The best load performance I’ve seen is 20MB/s on average which leads to the following import times for each repository:

RepositoryDump Size UncompressedRepository SizeImport Time
WordPress Core779 MB935 MB5 minutes
WordPress Themes353 GBTBDTBD
WordPress Plugins1258 GBTBDTBD

Syncing with Origin

After creating the repositories locally, use svnsync to keep it with sync with the remotes. It is important to note that this tool works with repository URLs so we must specify the local repository as file:///Users/yourname/to/core-dumps-svn. Run pwd to print the full path to the current directory and append it to file://.

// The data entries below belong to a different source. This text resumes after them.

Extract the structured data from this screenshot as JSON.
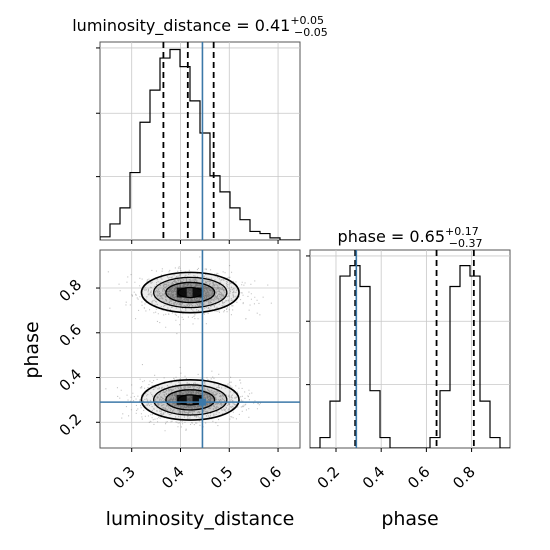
{
  "chart_data": {
    "type": "corner",
    "parameters": [
      "luminosity_distance",
      "phase"
    ],
    "colors": {
      "truth": "#3b78a8",
      "hist": "#000000",
      "density": "#000000",
      "points": "#7f7f7f"
    },
    "grid": true,
    "titles": {
      "luminosity_distance": {
        "name": "luminosity_distance",
        "value": "0.41",
        "plus": "+0.05",
        "minus": "−0.05"
      },
      "phase": {
        "name": "phase",
        "value": "0.65",
        "plus": "+0.17",
        "minus": "−0.37"
      }
    },
    "truths": {
      "luminosity_distance": 0.445,
      "phase": 0.29
    },
    "luminosity_distance": {
      "range": [
        0.235,
        0.645
      ],
      "ticks": [
        0.3,
        0.4,
        0.5,
        0.6
      ],
      "tick_labels": [
        "0.3",
        "0.4",
        "0.5",
        "0.6"
      ],
      "quantiles": [
        0.365,
        0.415,
        0.468
      ],
      "hist_edges": [
        0.235,
        0.2555,
        0.276,
        0.2965,
        0.317,
        0.3375,
        0.358,
        0.3785,
        0.399,
        0.4195,
        0.44,
        0.4605,
        0.481,
        0.5015,
        0.522,
        0.5425,
        0.563,
        0.5835,
        0.604,
        0.6245,
        0.645
      ],
      "hist_counts": [
        3,
        15,
        30,
        63,
        110,
        140,
        170,
        178,
        162,
        130,
        100,
        60,
        45,
        30,
        19,
        8,
        6,
        2,
        0,
        0
      ],
      "hist_ymax": 185
    },
    "phase": {
      "range": [
        0.085,
        0.97
      ],
      "ticks": [
        0.2,
        0.4,
        0.6,
        0.8
      ],
      "tick_labels": [
        "0.2",
        "0.4",
        "0.6",
        "0.8"
      ],
      "quantiles": [
        0.285,
        0.645,
        0.81
      ],
      "hist_edges": [
        0.085,
        0.12925,
        0.1735,
        0.21775,
        0.262,
        0.30625,
        0.3505,
        0.39475,
        0.439,
        0.48325,
        0.5275,
        0.57175,
        0.616,
        0.66025,
        0.7045,
        0.74875,
        0.793,
        0.83725,
        0.8815,
        0.92575,
        0.97
      ],
      "hist_counts": [
        0,
        10,
        45,
        165,
        175,
        155,
        55,
        10,
        0,
        0,
        0,
        0,
        10,
        55,
        155,
        175,
        165,
        45,
        10,
        0
      ],
      "hist_ymax": 190
    },
    "joint_2d": {
      "x": "luminosity_distance",
      "y": "phase",
      "modes": [
        {
          "center": [
            0.42,
            0.78
          ],
          "sigma": [
            0.05,
            0.045
          ],
          "weight": 0.5
        },
        {
          "center": [
            0.42,
            0.3
          ],
          "sigma": [
            0.05,
            0.045
          ],
          "weight": 0.5
        }
      ],
      "levels_sigma": [
        0.5,
        1.0,
        1.5,
        2.0
      ]
    }
  }
}
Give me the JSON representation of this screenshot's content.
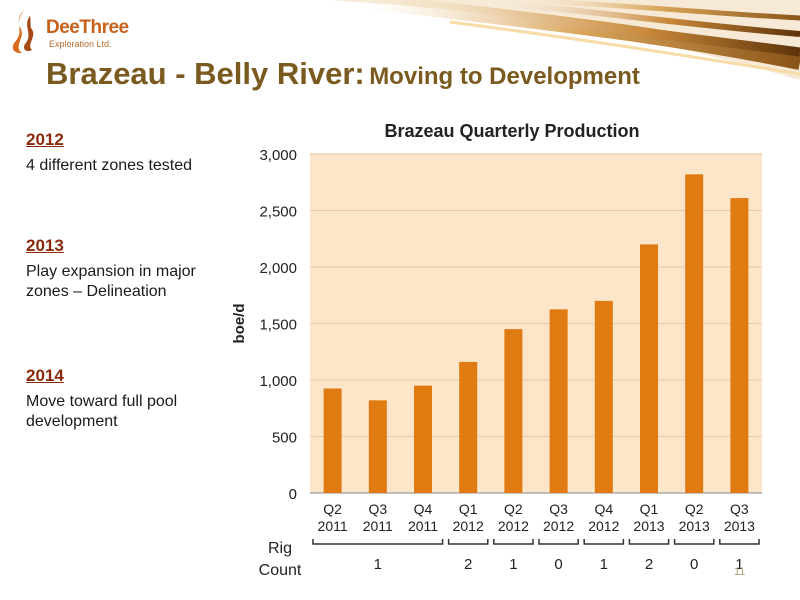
{
  "logo": {
    "name": "DeeThree",
    "subtitle": "Exploration Ltd."
  },
  "slide": {
    "title_main": "Brazeau - Belly River:",
    "title_sub": "Moving to Development",
    "page_number": "11"
  },
  "points": [
    {
      "heading": "2012",
      "text": "4 different zones tested"
    },
    {
      "heading": "2013",
      "text": "Play expansion in major zones – Delineation"
    },
    {
      "heading": "2014",
      "text": "Move toward full pool development"
    }
  ],
  "colors": {
    "bar": "#e07b12",
    "plot_bg": "#fce5c8",
    "title": "#7a5a1e",
    "accent": "#8a2a0a"
  },
  "chart_data": {
    "type": "bar",
    "title": "Brazeau Quarterly Production",
    "xlabel": "",
    "ylabel": "boe/d",
    "categories": [
      "Q2\n2011",
      "Q3\n2011",
      "Q4\n2011",
      "Q1\n2012",
      "Q2\n2012",
      "Q3\n2012",
      "Q4\n2012",
      "Q1\n2013",
      "Q2\n2013",
      "Q3\n2013"
    ],
    "values": [
      925,
      820,
      950,
      1160,
      1450,
      1625,
      1700,
      2200,
      2820,
      2610
    ],
    "ylim": [
      0,
      3000
    ],
    "yticks": [
      0,
      500,
      1000,
      1500,
      2000,
      2500,
      3000
    ],
    "ytick_labels": [
      "0",
      "500",
      "1,000",
      "1,500",
      "2,000",
      "2,500",
      "3,000"
    ],
    "grid": true,
    "legend": false,
    "rig_count": {
      "label": "Rig Count",
      "groups": [
        {
          "from": 0,
          "to": 2,
          "value": "1"
        },
        {
          "from": 3,
          "to": 3,
          "value": "2"
        },
        {
          "from": 4,
          "to": 4,
          "value": "1"
        },
        {
          "from": 5,
          "to": 5,
          "value": "0"
        },
        {
          "from": 6,
          "to": 6,
          "value": "1"
        },
        {
          "from": 7,
          "to": 7,
          "value": "2"
        },
        {
          "from": 8,
          "to": 8,
          "value": "0"
        },
        {
          "from": 9,
          "to": 9,
          "value": "1"
        }
      ]
    }
  }
}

First, set the contents of hooks/pre-revprop-change in the repository directory to do nothing:

#!/bin/sh
exit 0

and make it executable:

chmod +x core-dumps-svn/hooks/pre-revprop-change

Then associate the local repository with a remote origin:

svnsync init --allow-non-empty file:///Users/yourname/wp-svn/core-dumps-svn https://core.svn.wordpress.org

which returns:

Copied properties for revision 58547.

And finally, run the actual sync:

svnsync sync file:///Users/yourname/wp-svn/core-dumps-svn

You can setup a cronjob to run this at regular intervals.

Checkout Working Copy

The repository we’ve created only contains the revision history and the associated meta data. To get the actual files or a working copy, we run:

svn checkout file:///Users/yourname/wp-svn/core-dumps-svn core-svn-checkout

where the last argument is the directory path for the working copy. If you skip the last argument, it will dump the working files in the SVN repository directory.